In August 1973 my sister was born. She died in November of the same year in her sleep. Her name was Aviva. Two years later on Halloween, the day they say the veil between the world of the living and the world of the dead is thinnest, my mother gave birth to me. And my parents named me Aviva.
I know if I would add I am a witch and these are my diaries, this could well be a great start for another teenage fantasy story. But it was the start of my life.
If anyone wonders: Aviva derives from the Hebrew word ‘aviv’ which means spring. I am the spring that arrived well past the fall equinox in the heart ofBerlin, not far from the place where the Germans years before decided to extinct anything Semitic. I carry the blood of both peoples. By all means if I am anything I am a stranger between worlds (hence the name of my blog).
A stranger maybe, but I was wanted. And asked to stay, I did. It will be 36 years on Monday and I still don’t know what I am actually doing here.

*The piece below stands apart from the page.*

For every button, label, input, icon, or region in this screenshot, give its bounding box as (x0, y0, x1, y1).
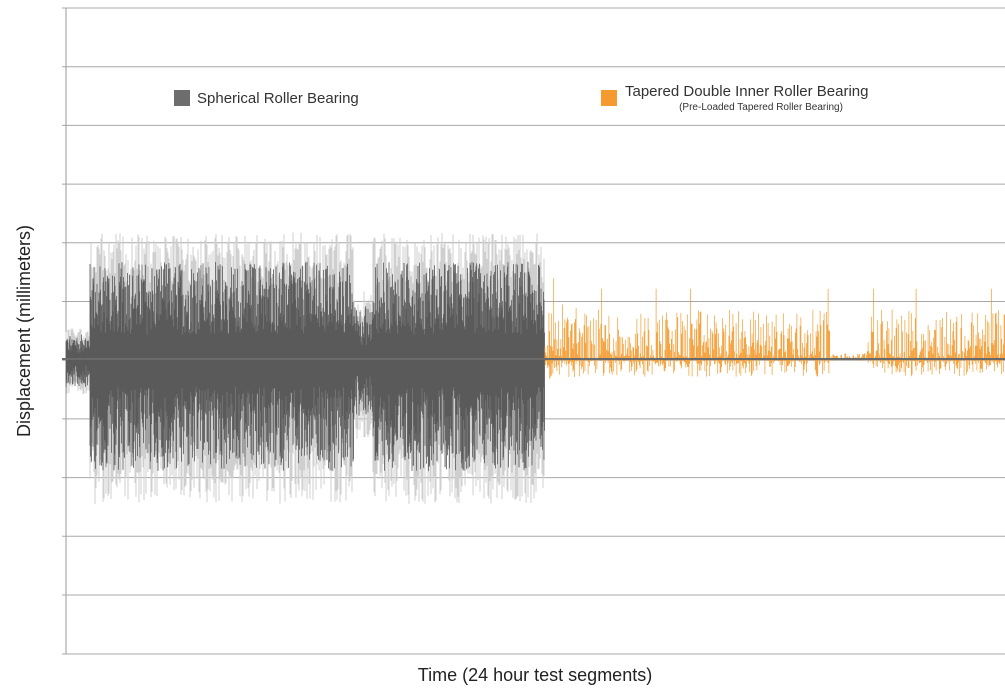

I love the little things: a hug, a nice word, the smell of coffee and cooking food, days with my family, sun beams breaking through clouds though not necessarily in the early morning, drew on moss in the woods, a blossom breaking open, the sound of the sea, the glimmer of light in the desert, the sight of steep rugged mountains and even the touch of snow (though the concept of winter would only be perfect if it could be wrapped up in a fortnight). I cherish the battle of strength and duration in sports and the battle of sharp minds in any arena. I fall for beauty, fantasy and multilayered storylines that challenge the brain and the heart (and I get fast impatient with those who consume and don’t care to scratch beyond the surface).
I am thankful that I have tongues to speak. – I don’t say a lot. People are an enigma to me that I fear. But I can’t help it, I am curious. As often as I got hurt, I still think it is not nature but the human being that needs to be understood. And languages, the means of communication, are funny things. Their words deliver meaning in the context of concepts. To speak another person’s tongue helps appreciate this fact and hopefully brings me closer to understanding others even with few words.
I am thankful that I am given ways to express myself. – I am highly intelligent. I am very creative as in I love to tie ideas together that have usually nothing to do with each other. I don’t say a lot. That constellation would lead to a big waste of potential if I were not given other outlets to express myself. I write because my characters are braver than me. And I create art because feelings flow with colors and memories love light. I think in pictures and paint in words and that is all I am and all I want to be.
I am thankful that I am allowed to be there for others. – Yes, I show Asperger traits. This means in particular that mimic and gestures mean nothing to me, if I haven’t learnt them textbook style. It doesn’t say that I don’t know feelings. Mother Nature just hasn’t given me the tools to read and work with them. It’s like a missing link to humanity. It’s a great recipe for a lot of confusion and pondering, a lot of pain, but an even greater interest in the unknown.
I want to be there for others. I learnt to heal. But in order to feel what needs to be healed, I put myself in the position of the other, so much so that I felt the moment of death of two of my patients-turned-friends days before I was told and knew a friend gave birth before the announcement reached me. It satisfied me, but it also drained me, almost broke me and made me shut down from the world. My friends loathed me for this step, yet I took it in self preservation and now I don’t know how to approach them again.
On the good side, I think I found a way to give by filling up my batteries – through my art. Does it help? I don’t know. I can’t make sense of the signals I get back from out there and the people I deal with. But one of the things I learnt on my way (and through a slight TV addiction): It doesn’t matter who we are, where we come from or what we’ve done or suffered or even if we make a difference. We live as if the world were what it should be to show what it can be.
I am thankful for every thought, every person, every moment, every day. I am thankful I’ve been born, that I live and that I still have dreams and plans of great things to come. And I think that makes for a happy birthday.